The price controls worked just fine for many years. They were put in in 1993. It’s only when the oil price crashed that they became a problem.

Sam: Why don’t they try just subsidizing just the poor with enough money to buy basic rice and oil?

There are Bolivarians who are saying to get rid of the price controls. I agree with them.

Sam: Blaming the US for this not working is just stupid as I can easily see a way to game the system in seconds.

There is also a plot to blow up the economy. This would be the third such plot. The first two were defeated – lockout strike and oil strike – but this one is working very well. There is a ton of hoarding going on. The US has been behind all of these plots to blow up the economy.

Sam: Blaming the US for this not working is just stupid as I can easily see a way to game the system in seconds. Surely the people in Venezuela are not so stupid that they can’t see a way to game it also.

Yes, the business sector is just gaming the system. I cannot really blame them. Capital will just go wherever the profits are highest.

It also makes everyone into a criminal. If the only way you can get food is to game the system or deal with black marketeers then everyone will become complicit making everyone a criminal.
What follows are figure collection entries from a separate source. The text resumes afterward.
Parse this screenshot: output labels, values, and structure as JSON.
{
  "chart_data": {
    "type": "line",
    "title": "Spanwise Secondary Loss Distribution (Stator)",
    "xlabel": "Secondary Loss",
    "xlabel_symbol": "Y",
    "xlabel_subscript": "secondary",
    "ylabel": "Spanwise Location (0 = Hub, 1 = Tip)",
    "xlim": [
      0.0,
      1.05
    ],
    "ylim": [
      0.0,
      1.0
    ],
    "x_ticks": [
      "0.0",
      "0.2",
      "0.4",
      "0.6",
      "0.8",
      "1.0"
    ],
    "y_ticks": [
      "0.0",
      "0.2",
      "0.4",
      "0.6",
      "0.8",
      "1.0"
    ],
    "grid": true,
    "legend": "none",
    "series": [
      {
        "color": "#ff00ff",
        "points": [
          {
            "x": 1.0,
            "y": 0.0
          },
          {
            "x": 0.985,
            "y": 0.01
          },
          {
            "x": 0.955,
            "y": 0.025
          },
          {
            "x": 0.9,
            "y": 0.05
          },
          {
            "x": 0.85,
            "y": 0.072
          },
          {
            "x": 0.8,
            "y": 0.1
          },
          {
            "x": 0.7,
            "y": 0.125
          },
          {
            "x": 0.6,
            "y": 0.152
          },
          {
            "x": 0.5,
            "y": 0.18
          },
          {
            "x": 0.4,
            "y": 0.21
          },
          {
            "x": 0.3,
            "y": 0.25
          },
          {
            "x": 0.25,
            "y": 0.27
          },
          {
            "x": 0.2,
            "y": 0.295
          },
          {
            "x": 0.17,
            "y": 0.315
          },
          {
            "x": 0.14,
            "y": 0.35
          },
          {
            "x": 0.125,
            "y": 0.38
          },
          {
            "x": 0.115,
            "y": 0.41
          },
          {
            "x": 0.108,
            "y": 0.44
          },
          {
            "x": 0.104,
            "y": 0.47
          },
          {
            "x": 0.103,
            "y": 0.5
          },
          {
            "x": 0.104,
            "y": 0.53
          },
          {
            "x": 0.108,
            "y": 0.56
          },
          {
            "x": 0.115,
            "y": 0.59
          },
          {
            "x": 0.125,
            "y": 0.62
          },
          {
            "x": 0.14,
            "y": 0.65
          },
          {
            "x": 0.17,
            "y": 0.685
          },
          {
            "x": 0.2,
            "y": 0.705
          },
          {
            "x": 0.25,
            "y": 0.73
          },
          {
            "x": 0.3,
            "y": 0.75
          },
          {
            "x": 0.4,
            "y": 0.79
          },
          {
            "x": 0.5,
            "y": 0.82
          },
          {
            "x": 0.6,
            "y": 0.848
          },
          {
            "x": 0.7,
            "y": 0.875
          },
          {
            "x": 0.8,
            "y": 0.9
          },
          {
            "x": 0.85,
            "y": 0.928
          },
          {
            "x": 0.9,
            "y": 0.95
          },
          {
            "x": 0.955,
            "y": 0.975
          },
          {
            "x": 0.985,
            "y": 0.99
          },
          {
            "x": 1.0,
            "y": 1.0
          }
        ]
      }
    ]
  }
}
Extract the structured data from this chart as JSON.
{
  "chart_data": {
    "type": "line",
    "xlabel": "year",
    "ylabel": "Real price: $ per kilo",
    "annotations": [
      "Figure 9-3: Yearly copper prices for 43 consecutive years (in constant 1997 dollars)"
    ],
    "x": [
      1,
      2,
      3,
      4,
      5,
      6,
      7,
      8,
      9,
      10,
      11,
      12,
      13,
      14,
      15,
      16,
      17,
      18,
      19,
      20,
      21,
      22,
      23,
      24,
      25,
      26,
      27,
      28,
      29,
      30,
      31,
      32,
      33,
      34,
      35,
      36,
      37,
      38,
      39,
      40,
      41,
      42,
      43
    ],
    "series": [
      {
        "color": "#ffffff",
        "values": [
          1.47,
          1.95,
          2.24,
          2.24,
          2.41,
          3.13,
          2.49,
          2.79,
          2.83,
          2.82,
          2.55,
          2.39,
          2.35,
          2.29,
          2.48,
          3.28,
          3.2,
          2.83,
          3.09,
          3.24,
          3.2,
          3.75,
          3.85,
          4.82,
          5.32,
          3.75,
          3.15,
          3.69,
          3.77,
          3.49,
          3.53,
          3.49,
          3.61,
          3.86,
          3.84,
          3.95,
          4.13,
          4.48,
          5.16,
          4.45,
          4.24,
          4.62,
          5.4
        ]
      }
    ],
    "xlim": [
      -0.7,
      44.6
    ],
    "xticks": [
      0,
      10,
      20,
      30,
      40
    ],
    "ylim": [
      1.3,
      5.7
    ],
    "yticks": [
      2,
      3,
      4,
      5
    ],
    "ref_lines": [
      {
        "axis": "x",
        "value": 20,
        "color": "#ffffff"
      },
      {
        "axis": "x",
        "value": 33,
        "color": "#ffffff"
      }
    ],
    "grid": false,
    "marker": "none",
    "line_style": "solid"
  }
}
It’s not the only way to get food. The stores in the middle and upper class areas are full. And the stores in the poor areas are full too. Non price controlled stuff is often quite available. Perhaps it is expensive though. It is the cheap staples that are hard to get.

Reuters: But obtaining goods at those prices requires waiting in long lines that are increasingly the site of robberies or lootings.

The looting is exaggerated, and there are police guarding most of the lines.

You realize that every piece on Venezuela in the Western press is part of a propaganda war, right?